The young man is past his tutors, and arrived at the bondage of a caitiff (despicable, vile, cowardly) spirit; he is run from discipline, and is let loose to passion; the man by this time hath wit enough to choose his vice, to act his lust, to court his mistress, to talk confidently and ignorantly and perpetually, to despise his betters, to deny nothing to his appetite, to do things that, when he is indeed a man, he must forever be ashamed of.
For this is all the discretion that most men show in the first stage of manhood; they can discern good from evil; and they prove their skill by leaving all that is good, and wallowing in the evils of folly and an unbridled appetite.

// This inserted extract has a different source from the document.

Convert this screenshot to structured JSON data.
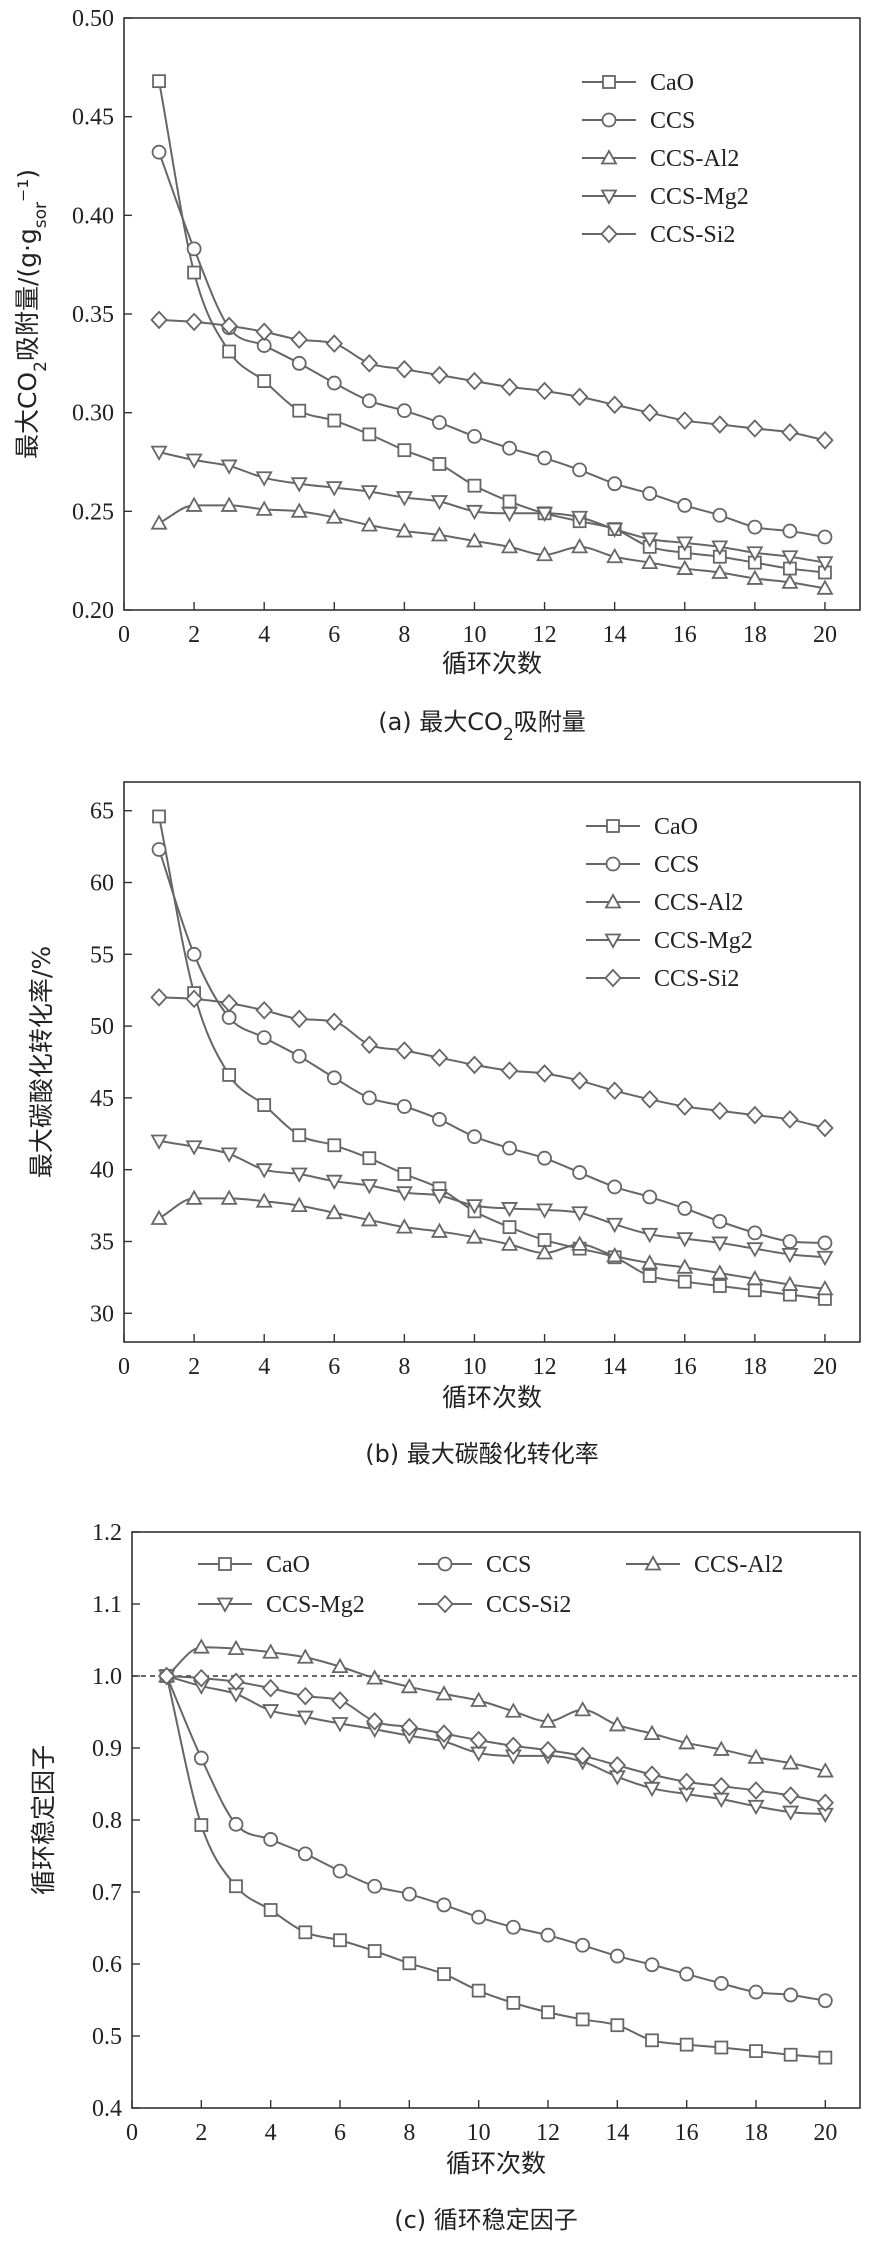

And by this time the young man hath contracted vicious habits, and is a beast in manners, and therefore it will not be fitting to reckon the beginning of his life; he is a fool in his understanding, and that is a sad death; and he is dead in trespasses and sins, and that is a sadder: so that he hath no life but a natural, the life of a beast or a tree; in all other capacities he is dead; he neither hath the intellectual nor the spiritual life, neither the life of a man nor of a Christian; and this sad truth lasts too long.
For old age seizes upon most men while they still retain the minds of boys and vicious youth, doing actions from principles of great folly and a mighty ignorance, admiring things useless and hurtful, and filling up all the dimensions of their abode with businesses of empty affairs, being at leisure to attend no virtue.
They cannot pray, because they are busy and because they are passionate; they cannot communicate, because they have quarrels and intrigues of perplexed causes, complicated hostilities, and things of the world; and therefore they cannot attend to the things of God, little considering that they must find a time to die in; when death comes, they must be at leisure for that.
Such men are like sailors loosing from a port, and tost immediately with a perpetual tempest lasting till their cordage crack, and either they sink or return back again to the same place; they did not make a voyage, though they were long at sea.”

1 comment:

FCB said...

I agree, seems like women are better at coming to higher level of emotional maturity. Men, on the other hand, seem to struggle till the day they die. Certainly men that spend their formative years living to their own. At nearly 60, too much of me is still a boy.